私とリンさんの間を、ティーダが手刀でぶったぎった。笑

「これは失礼。わたくしは美しいお嬢さんしか目に入らない性分でして」
「めっちゃ性悪ッスね!!」

怒涛のツッコミ魔と化すティーダ。笑

「そんなことより」

金髪碧眼男子こと、リンさんがかぶりを振った。

「美しいお嬢さん。そのルックスを活かして、ぜひうちの店で働きませんか。その美貌でスピラ一の看板娘になれますよ」

不思議なことに、まったく魅力を感じない……。

「お嬢さん、お名前は?」
「あ〜っ!!俺はシカトッスか!!てか茉凛!名乗る必要ないッスよ?!教える必要なんて無いッス!!っていつの間にまた茉凛の手握ってるッスか!!何度目ッスか離すッス〜!!」
「茉凛さん。
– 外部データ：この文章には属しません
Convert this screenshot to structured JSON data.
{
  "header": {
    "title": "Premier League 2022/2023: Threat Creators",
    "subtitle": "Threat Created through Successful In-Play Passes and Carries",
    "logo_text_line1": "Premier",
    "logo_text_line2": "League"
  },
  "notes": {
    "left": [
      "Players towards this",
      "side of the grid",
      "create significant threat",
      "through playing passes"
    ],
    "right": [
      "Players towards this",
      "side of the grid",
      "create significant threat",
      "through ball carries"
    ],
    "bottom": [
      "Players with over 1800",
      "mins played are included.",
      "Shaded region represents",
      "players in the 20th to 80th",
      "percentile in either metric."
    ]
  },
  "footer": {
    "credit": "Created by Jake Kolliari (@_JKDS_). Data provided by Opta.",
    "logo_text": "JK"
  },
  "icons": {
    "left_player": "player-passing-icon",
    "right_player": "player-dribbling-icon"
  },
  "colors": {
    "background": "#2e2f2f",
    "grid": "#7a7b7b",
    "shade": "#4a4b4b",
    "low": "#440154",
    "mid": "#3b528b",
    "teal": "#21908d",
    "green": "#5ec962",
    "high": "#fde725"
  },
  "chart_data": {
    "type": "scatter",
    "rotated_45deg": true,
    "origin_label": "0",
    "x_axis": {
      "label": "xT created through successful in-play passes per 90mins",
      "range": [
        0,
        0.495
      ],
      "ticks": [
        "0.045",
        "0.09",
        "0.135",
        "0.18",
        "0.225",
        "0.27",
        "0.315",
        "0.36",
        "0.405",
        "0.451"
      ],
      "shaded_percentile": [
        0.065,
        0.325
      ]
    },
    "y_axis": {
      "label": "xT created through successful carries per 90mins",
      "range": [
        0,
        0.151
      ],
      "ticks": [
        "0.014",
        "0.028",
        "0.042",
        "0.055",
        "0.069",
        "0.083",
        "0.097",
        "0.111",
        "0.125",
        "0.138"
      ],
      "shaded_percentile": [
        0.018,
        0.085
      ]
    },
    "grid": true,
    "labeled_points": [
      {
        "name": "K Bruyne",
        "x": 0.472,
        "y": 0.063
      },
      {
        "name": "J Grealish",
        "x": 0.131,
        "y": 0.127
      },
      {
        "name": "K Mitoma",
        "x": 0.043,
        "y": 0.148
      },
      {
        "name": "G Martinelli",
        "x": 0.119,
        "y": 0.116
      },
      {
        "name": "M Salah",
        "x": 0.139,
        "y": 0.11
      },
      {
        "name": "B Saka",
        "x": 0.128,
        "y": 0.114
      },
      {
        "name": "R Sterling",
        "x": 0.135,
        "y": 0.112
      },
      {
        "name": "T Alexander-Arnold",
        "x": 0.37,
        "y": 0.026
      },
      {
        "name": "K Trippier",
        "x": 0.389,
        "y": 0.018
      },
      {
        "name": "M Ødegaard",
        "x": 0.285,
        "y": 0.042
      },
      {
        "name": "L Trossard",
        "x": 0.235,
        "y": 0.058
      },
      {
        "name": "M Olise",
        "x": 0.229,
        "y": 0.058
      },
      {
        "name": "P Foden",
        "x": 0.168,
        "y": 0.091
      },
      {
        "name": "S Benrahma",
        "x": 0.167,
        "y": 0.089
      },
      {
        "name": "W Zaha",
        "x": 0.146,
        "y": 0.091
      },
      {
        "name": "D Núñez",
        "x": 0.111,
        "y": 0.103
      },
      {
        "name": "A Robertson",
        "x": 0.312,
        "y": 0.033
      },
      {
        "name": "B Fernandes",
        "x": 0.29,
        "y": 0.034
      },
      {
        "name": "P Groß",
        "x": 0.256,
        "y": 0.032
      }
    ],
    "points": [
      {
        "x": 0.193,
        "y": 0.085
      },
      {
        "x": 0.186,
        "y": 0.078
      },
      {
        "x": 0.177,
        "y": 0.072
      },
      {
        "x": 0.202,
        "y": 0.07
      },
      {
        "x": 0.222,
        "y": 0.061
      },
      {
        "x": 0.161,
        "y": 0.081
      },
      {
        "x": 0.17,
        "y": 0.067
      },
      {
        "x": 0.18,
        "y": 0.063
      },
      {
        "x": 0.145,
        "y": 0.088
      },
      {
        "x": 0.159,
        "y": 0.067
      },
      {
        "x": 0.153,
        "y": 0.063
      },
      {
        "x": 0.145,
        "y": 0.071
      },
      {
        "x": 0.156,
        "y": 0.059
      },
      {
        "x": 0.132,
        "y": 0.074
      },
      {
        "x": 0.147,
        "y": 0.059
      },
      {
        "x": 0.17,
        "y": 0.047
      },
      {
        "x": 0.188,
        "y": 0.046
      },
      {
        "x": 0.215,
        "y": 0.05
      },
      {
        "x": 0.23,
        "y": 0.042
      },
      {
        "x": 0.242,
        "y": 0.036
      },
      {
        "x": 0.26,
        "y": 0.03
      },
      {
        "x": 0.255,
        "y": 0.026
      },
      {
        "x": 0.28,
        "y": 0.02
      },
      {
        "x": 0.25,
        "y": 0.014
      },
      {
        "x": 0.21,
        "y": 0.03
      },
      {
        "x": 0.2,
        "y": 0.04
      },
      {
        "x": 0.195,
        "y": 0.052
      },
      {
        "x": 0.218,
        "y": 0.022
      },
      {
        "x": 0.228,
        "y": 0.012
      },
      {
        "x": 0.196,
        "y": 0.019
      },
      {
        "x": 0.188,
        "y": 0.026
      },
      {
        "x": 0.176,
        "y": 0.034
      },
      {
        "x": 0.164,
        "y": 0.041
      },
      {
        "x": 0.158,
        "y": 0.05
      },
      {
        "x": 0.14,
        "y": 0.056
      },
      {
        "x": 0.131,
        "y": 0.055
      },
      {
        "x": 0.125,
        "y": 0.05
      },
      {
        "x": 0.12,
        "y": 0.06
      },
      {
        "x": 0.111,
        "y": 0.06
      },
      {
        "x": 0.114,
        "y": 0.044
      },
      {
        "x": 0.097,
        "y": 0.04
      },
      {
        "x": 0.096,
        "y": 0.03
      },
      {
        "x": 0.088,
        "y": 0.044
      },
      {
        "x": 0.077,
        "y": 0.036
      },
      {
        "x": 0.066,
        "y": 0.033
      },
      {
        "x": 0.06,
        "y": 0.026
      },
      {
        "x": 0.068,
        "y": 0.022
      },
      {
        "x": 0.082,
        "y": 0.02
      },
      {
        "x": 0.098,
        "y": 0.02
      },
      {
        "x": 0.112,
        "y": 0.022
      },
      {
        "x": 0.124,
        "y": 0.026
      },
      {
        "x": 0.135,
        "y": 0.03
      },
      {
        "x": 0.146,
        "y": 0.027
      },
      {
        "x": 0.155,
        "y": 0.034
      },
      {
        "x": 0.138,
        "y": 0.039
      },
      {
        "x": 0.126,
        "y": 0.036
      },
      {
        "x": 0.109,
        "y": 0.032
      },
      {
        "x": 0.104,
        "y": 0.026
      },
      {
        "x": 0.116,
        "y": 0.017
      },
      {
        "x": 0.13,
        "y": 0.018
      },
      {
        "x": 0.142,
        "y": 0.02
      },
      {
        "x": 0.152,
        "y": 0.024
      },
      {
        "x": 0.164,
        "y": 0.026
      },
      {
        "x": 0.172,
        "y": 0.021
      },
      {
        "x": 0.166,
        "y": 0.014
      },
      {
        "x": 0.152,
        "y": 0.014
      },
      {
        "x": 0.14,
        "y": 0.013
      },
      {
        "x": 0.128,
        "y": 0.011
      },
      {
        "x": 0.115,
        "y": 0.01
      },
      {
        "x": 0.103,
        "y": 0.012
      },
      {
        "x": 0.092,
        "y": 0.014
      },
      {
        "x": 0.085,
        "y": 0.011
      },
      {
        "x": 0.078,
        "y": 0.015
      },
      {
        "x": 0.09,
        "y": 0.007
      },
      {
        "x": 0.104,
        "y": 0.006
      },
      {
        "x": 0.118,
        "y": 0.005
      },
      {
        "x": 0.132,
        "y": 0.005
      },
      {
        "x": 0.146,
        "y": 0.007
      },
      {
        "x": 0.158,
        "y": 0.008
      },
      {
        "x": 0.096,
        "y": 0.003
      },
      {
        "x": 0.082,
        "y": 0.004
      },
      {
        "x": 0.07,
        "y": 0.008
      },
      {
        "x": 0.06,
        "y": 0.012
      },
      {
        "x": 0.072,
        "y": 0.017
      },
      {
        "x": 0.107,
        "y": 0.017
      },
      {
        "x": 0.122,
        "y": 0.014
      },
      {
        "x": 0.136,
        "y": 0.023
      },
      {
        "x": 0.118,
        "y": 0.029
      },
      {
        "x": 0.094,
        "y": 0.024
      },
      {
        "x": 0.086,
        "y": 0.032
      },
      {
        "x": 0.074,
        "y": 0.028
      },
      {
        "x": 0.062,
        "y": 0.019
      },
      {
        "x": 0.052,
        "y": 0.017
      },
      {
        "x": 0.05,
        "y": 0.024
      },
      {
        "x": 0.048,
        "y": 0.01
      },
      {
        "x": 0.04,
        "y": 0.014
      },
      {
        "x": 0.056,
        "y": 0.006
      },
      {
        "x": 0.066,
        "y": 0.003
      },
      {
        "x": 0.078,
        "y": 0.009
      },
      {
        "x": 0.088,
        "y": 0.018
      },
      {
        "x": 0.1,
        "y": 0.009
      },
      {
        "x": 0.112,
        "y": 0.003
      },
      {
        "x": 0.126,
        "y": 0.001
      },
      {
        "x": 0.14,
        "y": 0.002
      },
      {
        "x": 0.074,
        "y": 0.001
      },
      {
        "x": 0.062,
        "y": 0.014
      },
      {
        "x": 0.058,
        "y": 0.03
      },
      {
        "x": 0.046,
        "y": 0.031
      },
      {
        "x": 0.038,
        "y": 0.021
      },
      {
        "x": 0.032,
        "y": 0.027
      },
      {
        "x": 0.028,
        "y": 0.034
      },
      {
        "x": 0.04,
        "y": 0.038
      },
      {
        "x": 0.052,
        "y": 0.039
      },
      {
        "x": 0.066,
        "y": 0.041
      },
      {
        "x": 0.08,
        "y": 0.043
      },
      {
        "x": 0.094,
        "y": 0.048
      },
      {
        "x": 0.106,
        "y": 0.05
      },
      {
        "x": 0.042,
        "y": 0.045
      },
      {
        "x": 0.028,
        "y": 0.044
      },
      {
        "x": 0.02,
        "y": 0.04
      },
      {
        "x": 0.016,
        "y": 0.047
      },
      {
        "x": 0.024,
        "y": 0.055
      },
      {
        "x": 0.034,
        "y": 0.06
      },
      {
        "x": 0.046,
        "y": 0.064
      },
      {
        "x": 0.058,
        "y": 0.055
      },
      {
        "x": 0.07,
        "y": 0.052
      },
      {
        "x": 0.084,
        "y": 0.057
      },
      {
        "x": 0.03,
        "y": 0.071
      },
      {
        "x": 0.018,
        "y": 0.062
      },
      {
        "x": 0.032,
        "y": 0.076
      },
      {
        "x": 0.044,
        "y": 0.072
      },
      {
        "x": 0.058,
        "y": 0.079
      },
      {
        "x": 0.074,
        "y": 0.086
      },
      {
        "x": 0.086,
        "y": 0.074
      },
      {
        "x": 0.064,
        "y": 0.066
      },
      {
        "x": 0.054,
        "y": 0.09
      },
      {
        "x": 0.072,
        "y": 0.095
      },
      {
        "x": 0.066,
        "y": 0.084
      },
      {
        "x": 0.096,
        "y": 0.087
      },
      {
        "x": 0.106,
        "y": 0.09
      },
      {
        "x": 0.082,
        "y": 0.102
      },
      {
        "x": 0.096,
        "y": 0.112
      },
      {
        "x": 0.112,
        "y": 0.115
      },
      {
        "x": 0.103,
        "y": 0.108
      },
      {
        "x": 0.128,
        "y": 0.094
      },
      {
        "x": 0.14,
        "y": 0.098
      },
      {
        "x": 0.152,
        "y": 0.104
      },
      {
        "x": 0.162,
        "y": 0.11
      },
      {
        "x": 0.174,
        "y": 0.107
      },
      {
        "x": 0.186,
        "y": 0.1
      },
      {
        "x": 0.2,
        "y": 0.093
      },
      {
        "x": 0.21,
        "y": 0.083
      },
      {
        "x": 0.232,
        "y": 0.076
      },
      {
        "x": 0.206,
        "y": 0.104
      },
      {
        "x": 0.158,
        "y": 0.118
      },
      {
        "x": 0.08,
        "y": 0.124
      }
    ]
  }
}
名前まで美しい……」
「なんで分かったんスか!?」
「いや……もう二人でやっててよ」

そのとき。

「きゃー!!だ、誰か助けて!ちょ、チョコボが〜!」
「おい、出番だ。魔物を倒すんだろう。……って」
「…………」
「…………」
「…………」

私に迫るリンさんを見て、固まるアーロン。

「離してもらおう」

私をかばうように、リンさんとの間にアーロンが入った。

「ぁ、」
「行くぞ、茉凛」

アーロンに手を掴まれて、旅行公司の外へと連れ出されるさ中、リンさんを肩越しに振り返る。

「ごめんなさい。私はガードなので」
「…バンメンハ…ヨソベヌ…」

リンさんの謎の呟きのあと、ティーダが盛大に何か叫んでいるのが閉まったドア越しに聞こえた。たぶん、「みんなしてオレを無視してー!」。